Эта фраза всегда заставляла Дуняшину мать чувствовать себя виноватой. Обычно она старалась снабдить гостью на дорогу чем-то съестным, но в этот раз готовой еды у неё не оказалось, и бабка Анюта вышла на лестничную клетку с авоськой, в которой не было ничего, кроме нескольких веток сирени. Уж обрывать сирень-то она право заслужила.

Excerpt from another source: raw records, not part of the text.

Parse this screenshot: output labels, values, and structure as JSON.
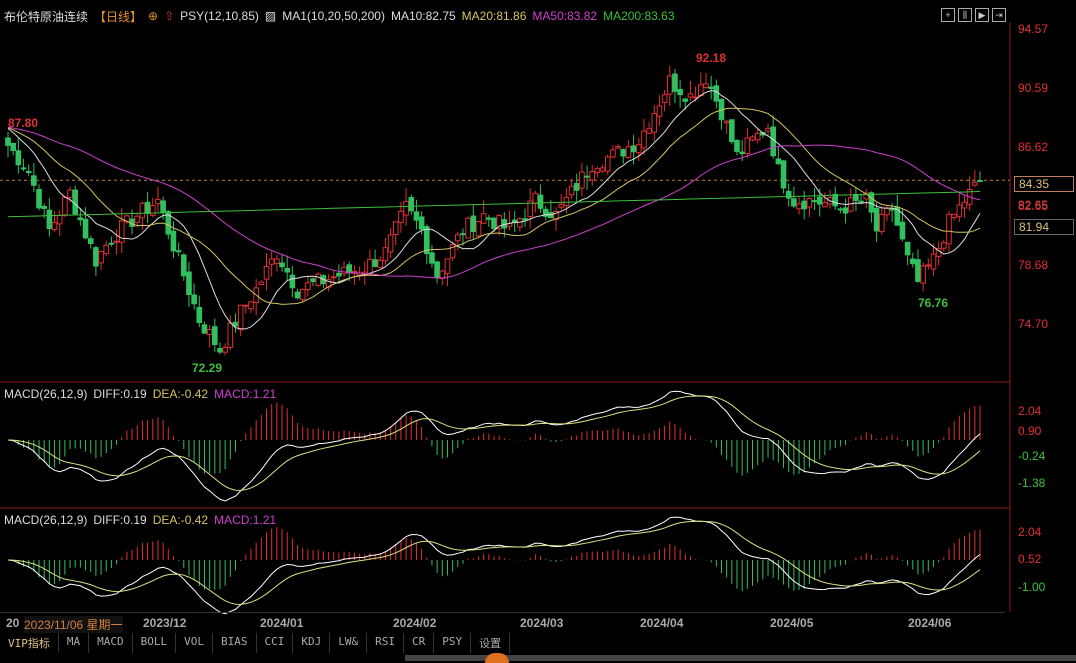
{
  "header": {
    "instrument": "布伦特原油连续",
    "period": "【日线】",
    "psy": "PSY(12,10,85)",
    "ma_label": "MA1(10,20,50,200)",
    "ma10": "MA10:82.75",
    "ma20": "MA20:81.86",
    "ma50": "MA50:83.82",
    "ma200": "MA200:83.63"
  },
  "price_axis": [
    "94.57",
    "90.59",
    "86.62",
    "82.65",
    "78.68",
    "74.70"
  ],
  "price_tags": {
    "last": "84.35",
    "ma_a": "82.65",
    "ma_b": "81.94"
  },
  "annotations": {
    "high1": "87.80",
    "high2": "92.18",
    "low1": "72.29",
    "low2": "76.76"
  },
  "macd1": {
    "label": "MACD(26,12,9)",
    "diff": "DIFF:0.19",
    "dea": "DEA:-0.42",
    "macd": "MACD:1.21",
    "axis": [
      "2.04",
      "0.90",
      "-0.24",
      "-1.38"
    ]
  },
  "macd2": {
    "label": "MACD(26,12,9)",
    "diff": "DIFF:0.19",
    "dea": "DEA:-0.42",
    "macd": "MACD:1.21",
    "axis": [
      "2.04",
      "0.52",
      "-1.00"
    ]
  },
  "xaxis": {
    "prefix": "20",
    "cursor_date": "2023/11/06 星期一",
    "months": [
      "2023/12",
      "2024/01",
      "2024/02",
      "2024/03",
      "2024/04",
      "2024/05",
      "2024/06"
    ]
  },
  "tabs": [
    "VIP指标",
    "MA",
    "MACD",
    "BOLL",
    "VOL",
    "BIAS",
    "CCI",
    "KDJ",
    "LW&",
    "RSI",
    "CR",
    "PSY",
    "设置"
  ],
  "colors": {
    "up": "#e03030",
    "down": "#30c060",
    "ma10": "#dddddd",
    "ma20": "#d4c460",
    "ma50": "#d040d0",
    "ma200": "#3cc03c"
  },
  "chart_data": {
    "type": "candlestick",
    "price_range": [
      74.7,
      94.57
    ],
    "close_keypoints": [
      [
        0,
        86.7
      ],
      [
        4,
        85
      ],
      [
        8,
        81
      ],
      [
        12,
        83.5
      ],
      [
        17,
        79
      ],
      [
        20,
        80.5
      ],
      [
        25,
        82
      ],
      [
        29,
        83
      ],
      [
        33,
        79
      ],
      [
        37,
        75
      ],
      [
        41,
        73
      ],
      [
        45,
        75.5
      ],
      [
        48,
        77
      ],
      [
        52,
        79.5
      ],
      [
        56,
        77
      ],
      [
        60,
        77.5
      ],
      [
        64,
        78
      ],
      [
        69,
        78.5
      ],
      [
        73,
        79.5
      ],
      [
        77,
        82.5
      ],
      [
        80,
        81
      ],
      [
        83,
        78
      ],
      [
        88,
        81
      ],
      [
        92,
        82
      ],
      [
        97,
        81
      ],
      [
        102,
        83
      ],
      [
        106,
        82
      ],
      [
        110,
        84
      ],
      [
        113,
        85.5
      ],
      [
        117,
        86
      ],
      [
        122,
        87
      ],
      [
        125,
        89
      ],
      [
        128,
        91
      ],
      [
        132,
        90
      ],
      [
        135,
        91.3
      ],
      [
        138,
        89
      ],
      [
        141,
        86
      ],
      [
        144,
        87
      ],
      [
        147,
        88
      ],
      [
        149,
        85
      ],
      [
        152,
        83
      ],
      [
        156,
        83
      ],
      [
        161,
        82.5
      ],
      [
        166,
        83
      ],
      [
        168,
        81
      ],
      [
        171,
        82.5
      ],
      [
        174,
        79
      ],
      [
        176,
        77.5
      ],
      [
        179,
        79
      ],
      [
        182,
        81.5
      ],
      [
        185,
        83
      ],
      [
        188,
        84.3
      ]
    ]
  }
}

Когда дверь захлопнулась, стало еще тише. Серафиме вспомнилось, как ещё до рождения Дуняши, она три года проучилась в университете, пока её не отчислили за низкую успеваемость. Вспомнилось, как однажды, уже после сессии, среди лета, ей пришлось отправиться в один из множества незнакомых ей корпусов в отдалённом от знакомого районе города. Территория, на которой раскинулись учебные, жилые и технические здания университета, была огромна. Архитектурный посыл, находчиво преемствующий классические традиции, состоял, очевидно, в возвышающем значении образования и еще более возвышающем – патриотизма, однако в нынешних обстоятельствах производил впечатление совершенно иного свойства. Залитый полуденным солнцем асфальт, слепяще-белые колоннады несоразмерных обыденному человеческому чувству гигантских сооружений при абсолютной, почти пугающей безлюдности, создавали ощущение сновидческое, сюрреальное, напоминающее картины Джорджо де Кирико и заброшенные театральные декорации. Опустелость внутри нужного ей корпуса поражала еще сильнее, чем снаружи. Даже на входе не оказалось кого-нибудь, чтобы проверить наличие студенческого билета или чего-то в этом роде. Она поднялась на второй этаж, прошла по круговой балюстраде, попыталась открыть дверь в предположительно требовавшийся ей зал, но дверь не поддалась. Затем последовало ожидание у другой двери, поспешное перемещение с этажа на этаж, снова ожидание. Ни причину, по которой она оказалась в этом месте, ни того, что из этого вышло, ни одного лица, ни одного разговора она даже смутно не могла теперь припомнить, но эту тишину, эту безлюдность, это ожидание, эти белые колоннады помнила яснее вчерашнего дня.